7. Ook heeft eiser niet aannemelijk gemaakt dat de Filipijnen in het algemeen, of voor hem in het bijzonder, niet als veilig land kan worden aangemerkt voor asielzoekers en vluchtelingen uit andere landen. Verweerder heeft zich onder verwijzing naar algemene informatiebronnen zoals genoemd in artikel 3.37e van het Voorschrift Vreemdelingen 2000, op het standpunt kunnen stellen dat de Filipijnen een veilig land is. Zo is de Filipijnen partij bij het Vluchtelingenverdrag, het Antifolterverdrag en het Internationaal Verdrag inzake Burgerrechten en Politieke rechten. Ook kent de Filipijnen een nationaal asielsysteem. De enkele stelling van eiser dat hem persoonlijk geen vluchtelingenstatus wordt verleend, is zonder nadere onderbouwing onvoldoende om tot een ander oordeel te komen. Eiser heeft daarnaast geen informatie overgelegd waaruit blijkt dat hij geconfronteerd wordt met een hogere mate van onveiligheid en dat geen basisvoorzieningen voor hem beschikbaar zouden zijn. Verweerder stelt terecht dat met eisers aangevoerde individuele omstandigheden omtrent zijn schoonfamilie, niet aannemelijk is gemaakt dat sprake zal zijn van een risico op een behandeling in strijd met de beginselen van artikel 3.106a, eerste lid, van het Vreemdelingenbesluit 2000. Daarnaast is de rechtbank van oordeel dat verweerder op grond van Filipijnse regelgeving ervan uit mag gaan dat de Filipijnen zich houdt aan het verbod op refoulement.
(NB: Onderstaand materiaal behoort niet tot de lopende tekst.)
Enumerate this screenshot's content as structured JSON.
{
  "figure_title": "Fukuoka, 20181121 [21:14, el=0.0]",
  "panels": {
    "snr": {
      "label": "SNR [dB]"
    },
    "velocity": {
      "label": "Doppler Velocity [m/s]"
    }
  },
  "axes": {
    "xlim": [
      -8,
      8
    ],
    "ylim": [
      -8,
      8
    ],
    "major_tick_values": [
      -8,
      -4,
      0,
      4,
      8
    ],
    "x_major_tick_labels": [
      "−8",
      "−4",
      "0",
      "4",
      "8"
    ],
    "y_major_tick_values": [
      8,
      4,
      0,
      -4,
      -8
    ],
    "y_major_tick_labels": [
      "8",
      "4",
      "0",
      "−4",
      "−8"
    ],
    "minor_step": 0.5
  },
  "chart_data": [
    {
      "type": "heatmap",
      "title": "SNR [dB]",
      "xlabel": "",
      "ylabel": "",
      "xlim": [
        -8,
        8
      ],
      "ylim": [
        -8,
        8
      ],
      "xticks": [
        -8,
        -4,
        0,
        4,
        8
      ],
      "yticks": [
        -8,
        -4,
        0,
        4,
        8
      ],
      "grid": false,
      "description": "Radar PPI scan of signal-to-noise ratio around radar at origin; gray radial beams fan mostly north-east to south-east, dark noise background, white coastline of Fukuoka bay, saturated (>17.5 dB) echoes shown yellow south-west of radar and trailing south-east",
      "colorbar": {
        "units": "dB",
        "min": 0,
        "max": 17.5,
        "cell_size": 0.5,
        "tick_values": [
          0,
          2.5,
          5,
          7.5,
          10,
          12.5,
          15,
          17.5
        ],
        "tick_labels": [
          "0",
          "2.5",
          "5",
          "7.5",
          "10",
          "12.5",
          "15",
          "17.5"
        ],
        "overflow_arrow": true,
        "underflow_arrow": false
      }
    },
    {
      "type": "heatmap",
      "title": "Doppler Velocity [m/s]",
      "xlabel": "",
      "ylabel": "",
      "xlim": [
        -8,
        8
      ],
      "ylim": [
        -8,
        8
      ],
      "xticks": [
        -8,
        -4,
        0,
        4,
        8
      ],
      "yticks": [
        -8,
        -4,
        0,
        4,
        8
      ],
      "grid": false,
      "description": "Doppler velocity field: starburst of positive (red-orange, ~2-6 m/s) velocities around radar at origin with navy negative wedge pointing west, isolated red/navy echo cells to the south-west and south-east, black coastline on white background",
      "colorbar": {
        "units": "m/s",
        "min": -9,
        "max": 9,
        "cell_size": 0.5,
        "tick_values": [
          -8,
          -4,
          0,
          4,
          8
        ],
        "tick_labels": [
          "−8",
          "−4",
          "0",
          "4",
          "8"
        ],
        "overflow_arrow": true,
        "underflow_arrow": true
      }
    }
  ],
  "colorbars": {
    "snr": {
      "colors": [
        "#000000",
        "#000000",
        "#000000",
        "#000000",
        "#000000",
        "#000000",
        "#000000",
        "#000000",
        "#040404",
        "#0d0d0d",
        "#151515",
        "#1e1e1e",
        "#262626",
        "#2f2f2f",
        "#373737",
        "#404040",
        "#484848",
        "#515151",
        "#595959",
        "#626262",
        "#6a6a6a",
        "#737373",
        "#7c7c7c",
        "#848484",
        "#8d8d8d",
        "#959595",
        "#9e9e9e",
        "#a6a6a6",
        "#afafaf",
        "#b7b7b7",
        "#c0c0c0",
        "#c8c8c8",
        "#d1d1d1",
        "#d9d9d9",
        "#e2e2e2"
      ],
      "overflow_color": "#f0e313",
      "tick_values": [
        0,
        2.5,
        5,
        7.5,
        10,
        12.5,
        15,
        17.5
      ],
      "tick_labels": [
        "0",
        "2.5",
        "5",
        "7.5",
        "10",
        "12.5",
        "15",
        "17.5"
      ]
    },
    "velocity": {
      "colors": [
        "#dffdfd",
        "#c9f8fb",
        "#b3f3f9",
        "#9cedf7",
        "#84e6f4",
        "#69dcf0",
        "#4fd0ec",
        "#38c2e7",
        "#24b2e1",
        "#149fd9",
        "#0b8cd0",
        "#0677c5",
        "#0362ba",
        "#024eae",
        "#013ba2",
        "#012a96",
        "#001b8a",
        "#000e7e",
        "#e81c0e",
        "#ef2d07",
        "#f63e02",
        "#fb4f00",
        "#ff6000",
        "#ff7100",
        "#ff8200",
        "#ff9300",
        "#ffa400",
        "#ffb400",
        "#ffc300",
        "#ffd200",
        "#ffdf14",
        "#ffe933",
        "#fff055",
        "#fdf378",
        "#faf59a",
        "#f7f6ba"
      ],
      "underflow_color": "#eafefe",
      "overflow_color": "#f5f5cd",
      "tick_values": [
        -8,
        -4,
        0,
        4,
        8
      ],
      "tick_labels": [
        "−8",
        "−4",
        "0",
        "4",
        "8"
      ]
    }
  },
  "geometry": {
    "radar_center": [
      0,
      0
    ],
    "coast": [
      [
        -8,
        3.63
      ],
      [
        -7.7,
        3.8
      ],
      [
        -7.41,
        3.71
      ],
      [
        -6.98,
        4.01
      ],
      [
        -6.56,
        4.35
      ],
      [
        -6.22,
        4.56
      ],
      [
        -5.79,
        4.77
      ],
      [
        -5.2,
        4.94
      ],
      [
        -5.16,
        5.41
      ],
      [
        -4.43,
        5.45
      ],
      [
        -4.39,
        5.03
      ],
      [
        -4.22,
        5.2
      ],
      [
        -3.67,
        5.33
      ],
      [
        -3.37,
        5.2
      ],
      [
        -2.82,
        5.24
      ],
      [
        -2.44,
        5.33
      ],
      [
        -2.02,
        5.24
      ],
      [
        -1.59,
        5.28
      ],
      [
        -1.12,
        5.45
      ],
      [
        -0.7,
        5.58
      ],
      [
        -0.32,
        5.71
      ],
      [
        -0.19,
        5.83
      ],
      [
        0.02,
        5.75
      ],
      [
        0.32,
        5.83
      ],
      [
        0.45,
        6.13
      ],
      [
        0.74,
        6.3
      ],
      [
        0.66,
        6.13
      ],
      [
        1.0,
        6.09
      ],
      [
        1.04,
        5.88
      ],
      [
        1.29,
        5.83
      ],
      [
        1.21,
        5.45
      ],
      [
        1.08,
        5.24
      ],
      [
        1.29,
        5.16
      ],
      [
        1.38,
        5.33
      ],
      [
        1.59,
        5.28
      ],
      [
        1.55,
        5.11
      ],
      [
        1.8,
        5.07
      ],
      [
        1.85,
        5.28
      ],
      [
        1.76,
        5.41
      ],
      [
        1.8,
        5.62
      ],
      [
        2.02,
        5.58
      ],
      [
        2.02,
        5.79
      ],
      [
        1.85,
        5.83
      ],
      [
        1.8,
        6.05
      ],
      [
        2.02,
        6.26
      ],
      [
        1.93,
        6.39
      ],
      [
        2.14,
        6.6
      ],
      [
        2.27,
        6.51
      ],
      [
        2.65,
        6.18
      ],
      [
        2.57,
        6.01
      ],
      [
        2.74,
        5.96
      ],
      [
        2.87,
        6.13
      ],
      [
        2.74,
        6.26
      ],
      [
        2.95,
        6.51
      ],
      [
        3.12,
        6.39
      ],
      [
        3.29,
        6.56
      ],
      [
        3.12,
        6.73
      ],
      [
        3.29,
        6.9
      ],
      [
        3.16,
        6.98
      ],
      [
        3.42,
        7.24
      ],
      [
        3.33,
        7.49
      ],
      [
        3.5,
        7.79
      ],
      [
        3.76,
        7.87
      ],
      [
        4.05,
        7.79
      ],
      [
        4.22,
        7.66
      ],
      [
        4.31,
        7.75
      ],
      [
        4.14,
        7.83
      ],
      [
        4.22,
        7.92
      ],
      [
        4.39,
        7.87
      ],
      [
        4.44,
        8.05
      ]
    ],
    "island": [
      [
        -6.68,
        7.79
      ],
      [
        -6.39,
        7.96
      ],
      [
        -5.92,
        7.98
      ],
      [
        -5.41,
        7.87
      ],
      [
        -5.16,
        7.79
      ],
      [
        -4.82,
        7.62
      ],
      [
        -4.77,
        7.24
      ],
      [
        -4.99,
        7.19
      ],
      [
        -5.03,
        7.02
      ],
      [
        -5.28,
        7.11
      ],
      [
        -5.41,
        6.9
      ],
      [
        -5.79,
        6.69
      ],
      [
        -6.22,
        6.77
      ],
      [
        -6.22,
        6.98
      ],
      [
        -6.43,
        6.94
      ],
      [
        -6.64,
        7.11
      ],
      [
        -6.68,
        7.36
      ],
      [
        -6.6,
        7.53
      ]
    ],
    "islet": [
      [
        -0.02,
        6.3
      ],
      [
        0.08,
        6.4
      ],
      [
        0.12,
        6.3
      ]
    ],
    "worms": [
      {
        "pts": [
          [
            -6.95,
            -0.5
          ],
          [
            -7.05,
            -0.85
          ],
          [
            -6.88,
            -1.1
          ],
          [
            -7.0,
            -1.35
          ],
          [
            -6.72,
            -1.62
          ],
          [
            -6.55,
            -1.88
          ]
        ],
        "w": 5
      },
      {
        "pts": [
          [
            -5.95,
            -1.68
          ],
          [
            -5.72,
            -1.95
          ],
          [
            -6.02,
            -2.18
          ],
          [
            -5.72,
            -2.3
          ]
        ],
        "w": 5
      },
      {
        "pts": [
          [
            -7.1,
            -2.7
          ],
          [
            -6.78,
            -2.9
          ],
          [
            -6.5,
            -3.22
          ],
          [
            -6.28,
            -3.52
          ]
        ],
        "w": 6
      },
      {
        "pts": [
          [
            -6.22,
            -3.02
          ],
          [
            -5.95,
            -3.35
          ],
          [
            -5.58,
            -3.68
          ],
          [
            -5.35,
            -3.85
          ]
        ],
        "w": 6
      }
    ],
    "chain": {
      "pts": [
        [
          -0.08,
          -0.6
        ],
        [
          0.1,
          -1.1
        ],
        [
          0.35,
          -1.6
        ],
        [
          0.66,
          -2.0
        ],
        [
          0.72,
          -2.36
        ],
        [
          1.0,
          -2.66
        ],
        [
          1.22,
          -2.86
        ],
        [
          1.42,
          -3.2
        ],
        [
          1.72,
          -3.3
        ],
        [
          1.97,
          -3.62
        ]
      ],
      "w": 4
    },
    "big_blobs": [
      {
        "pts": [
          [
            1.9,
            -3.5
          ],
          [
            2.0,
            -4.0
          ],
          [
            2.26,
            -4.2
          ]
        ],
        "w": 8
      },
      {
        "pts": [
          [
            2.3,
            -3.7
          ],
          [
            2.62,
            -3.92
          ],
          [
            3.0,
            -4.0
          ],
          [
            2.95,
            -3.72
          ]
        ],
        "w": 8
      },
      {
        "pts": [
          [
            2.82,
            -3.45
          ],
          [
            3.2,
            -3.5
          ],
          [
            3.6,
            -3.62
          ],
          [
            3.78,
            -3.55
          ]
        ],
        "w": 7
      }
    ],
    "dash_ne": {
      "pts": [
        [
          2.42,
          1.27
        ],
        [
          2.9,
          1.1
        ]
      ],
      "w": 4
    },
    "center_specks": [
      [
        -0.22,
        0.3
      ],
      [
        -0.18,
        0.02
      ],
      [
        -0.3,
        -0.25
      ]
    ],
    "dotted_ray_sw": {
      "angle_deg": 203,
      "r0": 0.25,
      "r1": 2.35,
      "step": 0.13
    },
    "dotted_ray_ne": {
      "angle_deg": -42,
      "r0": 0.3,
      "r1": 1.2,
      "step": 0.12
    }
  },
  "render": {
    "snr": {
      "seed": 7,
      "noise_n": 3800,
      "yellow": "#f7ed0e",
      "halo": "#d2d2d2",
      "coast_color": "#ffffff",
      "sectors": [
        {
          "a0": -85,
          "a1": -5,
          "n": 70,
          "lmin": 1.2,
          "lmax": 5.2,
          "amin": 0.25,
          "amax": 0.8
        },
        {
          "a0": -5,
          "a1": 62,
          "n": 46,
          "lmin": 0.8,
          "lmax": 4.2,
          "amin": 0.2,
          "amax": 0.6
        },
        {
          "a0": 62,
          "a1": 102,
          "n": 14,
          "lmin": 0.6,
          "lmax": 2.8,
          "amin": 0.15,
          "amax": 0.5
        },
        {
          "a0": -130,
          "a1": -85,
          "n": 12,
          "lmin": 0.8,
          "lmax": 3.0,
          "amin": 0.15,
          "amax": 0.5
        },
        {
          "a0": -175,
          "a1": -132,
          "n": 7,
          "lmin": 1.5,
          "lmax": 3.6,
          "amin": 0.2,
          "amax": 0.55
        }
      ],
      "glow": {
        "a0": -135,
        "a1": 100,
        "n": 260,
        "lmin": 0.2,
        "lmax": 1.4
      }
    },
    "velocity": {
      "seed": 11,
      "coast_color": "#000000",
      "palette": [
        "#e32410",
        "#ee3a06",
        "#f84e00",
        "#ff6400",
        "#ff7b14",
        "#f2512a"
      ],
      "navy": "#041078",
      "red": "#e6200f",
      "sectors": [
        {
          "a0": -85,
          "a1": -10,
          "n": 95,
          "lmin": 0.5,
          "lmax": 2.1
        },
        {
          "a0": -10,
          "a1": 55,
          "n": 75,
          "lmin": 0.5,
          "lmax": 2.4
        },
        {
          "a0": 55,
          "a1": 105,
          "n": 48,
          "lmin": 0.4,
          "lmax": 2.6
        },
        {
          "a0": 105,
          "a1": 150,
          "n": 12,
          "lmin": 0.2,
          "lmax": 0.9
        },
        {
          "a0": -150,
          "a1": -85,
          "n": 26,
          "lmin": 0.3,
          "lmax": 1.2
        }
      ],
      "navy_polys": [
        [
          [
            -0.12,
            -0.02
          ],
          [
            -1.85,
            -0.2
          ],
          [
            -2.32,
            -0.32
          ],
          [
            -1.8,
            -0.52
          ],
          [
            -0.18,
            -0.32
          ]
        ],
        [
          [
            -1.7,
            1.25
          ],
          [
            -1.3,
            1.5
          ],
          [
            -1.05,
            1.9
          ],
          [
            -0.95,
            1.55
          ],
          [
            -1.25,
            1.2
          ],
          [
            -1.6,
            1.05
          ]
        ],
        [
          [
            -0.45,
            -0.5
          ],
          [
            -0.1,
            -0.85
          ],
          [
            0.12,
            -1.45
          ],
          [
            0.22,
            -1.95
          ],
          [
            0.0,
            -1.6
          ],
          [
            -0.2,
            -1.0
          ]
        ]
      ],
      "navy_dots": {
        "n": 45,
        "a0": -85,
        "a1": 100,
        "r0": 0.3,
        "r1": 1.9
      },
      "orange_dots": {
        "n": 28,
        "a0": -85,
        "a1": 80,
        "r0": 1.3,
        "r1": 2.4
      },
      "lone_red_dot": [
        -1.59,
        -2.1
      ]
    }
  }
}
8. Aan eiser wordt niet tegengeworpen dat hij moet terugkeren naar Syrië. Verweerder hoeft dus niet te beoordelen welk risico eiser zou lopen bij terugkeer naar Syrië. Uit artikel 33 van de Procedurerichtlijnvolgt ook dat geen verplichting voor verweerder bestaat om te onderzoeken of een persoon in aanmerking komt voor internationale bescherming als de asielaanvraag niet-ontvankelijk wordt verklaard, omdat een derde land als veilig land wordt beschouwd. Dat eiser ter zitting heeft aangegeven dat hij niet weet waar zijn echtgenote en kinderen momenteel verblijven, maakt al het vorenstaande niet anders. Verweerder heeft het vestigingsalternatief in redelijkheid kunnen handhaven.
9. De beroepsgronden slagen niet. De aanvraag is terecht niet-ontvankelijk verklaard. Het beroep is ongegrond.
10. Voor een proceskostenveroordeling bestaat geen aanleiding.